Firewall dropping RST from Client after Server's Challenge-ACK

• Firewall dropping RST from Client after Server's "Challenge ACK" preventing client from establishing TCP connections to server.

Details:

• Any client-server architecture where the Server is configured to mitigate "Blind Reset Attack Using the SYN Bit" and sends "Challenge-ACK"
• As a response to client's SYN, the Server challenges by sending an ACK to confirm the loss of the previous connection and the request to start a new connection.
• This challenge ACK has acknowledgement number from previous connection and upon seeing the unexpected ACK, client sends a RST; thus tearing down TCP connection on the server also.
• RFC5961: Blind Reset Attack Using the SYN Bit 
• Here the Firewall drops the RST from Client after Server's "Challenge ACK" preventing client from establishing TCP connections to server.

• Palo Alto Firewalls
• Supported PAN-OS
• TCP connections

• When Palo Alto firewall is placed between such client and server, it doesn't understand such a flow by default.
• Firewall forwards the ACK received from server to the client however the RST from client is dropped by firewall.
• The flow debug logs display the following error message.
• Caution: Flow debug is CPU intensive and should not be run during peak traffic hours.

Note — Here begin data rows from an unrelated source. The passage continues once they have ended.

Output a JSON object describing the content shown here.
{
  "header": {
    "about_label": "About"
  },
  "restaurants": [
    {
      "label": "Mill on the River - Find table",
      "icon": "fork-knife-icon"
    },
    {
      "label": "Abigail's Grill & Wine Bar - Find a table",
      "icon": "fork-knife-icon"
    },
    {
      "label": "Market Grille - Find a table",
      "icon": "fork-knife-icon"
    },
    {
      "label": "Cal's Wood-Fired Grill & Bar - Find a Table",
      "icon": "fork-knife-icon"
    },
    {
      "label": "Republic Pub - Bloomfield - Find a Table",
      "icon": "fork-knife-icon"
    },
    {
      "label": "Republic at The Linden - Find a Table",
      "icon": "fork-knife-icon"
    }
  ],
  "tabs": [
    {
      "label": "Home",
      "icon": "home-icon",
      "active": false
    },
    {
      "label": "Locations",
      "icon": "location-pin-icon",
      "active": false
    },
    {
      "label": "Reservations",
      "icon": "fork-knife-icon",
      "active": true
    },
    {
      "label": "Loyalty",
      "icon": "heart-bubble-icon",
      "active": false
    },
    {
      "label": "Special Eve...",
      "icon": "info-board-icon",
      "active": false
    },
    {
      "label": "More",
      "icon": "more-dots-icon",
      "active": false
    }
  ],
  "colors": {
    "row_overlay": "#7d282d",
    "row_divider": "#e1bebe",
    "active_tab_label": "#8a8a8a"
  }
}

== xxxx-02-20 13:34:24.975 +0530 ==
Packet received at fastpath stage, tag 97481, type ATOMIC
Packet info: len 60 port 19 interface 19 vsys 1
wqe index 228938 packet 0x0x800000031627d8ce, HA: 0
  Packet decoded dump:
     L2:     00:26:6c:23:81:cd->08:30:6b:a1:e0:13, type 0x0800
     IP:     192.168.0.17->X.X.X.X, protocol 6
     version 4, ihl 5, tos 0x00, len 40,
     id 939, frag_off 0x4000, ttl 128, checksum 22508(0x57ec)
     TCP:    sport 51227, dport 443, seq 972108513, ack 972108513,
     reserved 0, offset 5, window 0, checksum 27948,
     flags 0x04 ( RST), urgent data 0, l4 data len 0
  TCP option:
       Flow fastpath, session 97481 (set work 0x800000030ef51900 exclude_video 0 from sp 0x80000002c393f080 exclude_video 0)
       NAT session, run address/port translation
       handle out of window packet, l7 not done, cutthrough  fin
       Drop invalid RST or FIN packet   

•  Following counters seen for such a flow:

   tcp_drop_packet                        1        0 warn      tcp
pktproc   packets dropped because of failure in tcp reassembly
   tcp_drop_out_of_wnd                    2        0 warn      tcp
resource  out-of-window packets dropped

• As such the TCP connection between both client and server enters into a hung state.
• In other words, the client keeps on trying to establish a new connection while the server continues to respond with a challenge ACK.

1. While dropping the out of window RST is actually an intended behavior, it breaks the Challenge-ACK mechanism.
2. Starting from PanOS 8.0.7 and onward, the following global configuration is provisioned to make the firewall aware of "Challenge-ACK" mechanism.
3. With this configuration, the client's RST will not be dropped, thereby letting the mechanism work unhindered.

>configure
#set deviceconfig setting tcp allow-challenge-ack yes
#commit
#exit
>

4. The setting can also be configured using WebUI under Device > Setup > Session > TCP Settings ( If configuring from the Panorama, use the correct template).

Reference: https://tools.ietf.org/html/rfc5961#section-4 (Blind Reset Attack Using the SYN Bit)
 

• Sample packet capture explaining such a flow:

• • First ACK from the server has acknowledgement number different than SYN's sequence number.
  • Client responding with RST with sequence number derived from challenge ACK.
  • Upon receiving the RST, Server tears down old TCP connection and relies on the SYN retransmission from the client end to re-establish the connection.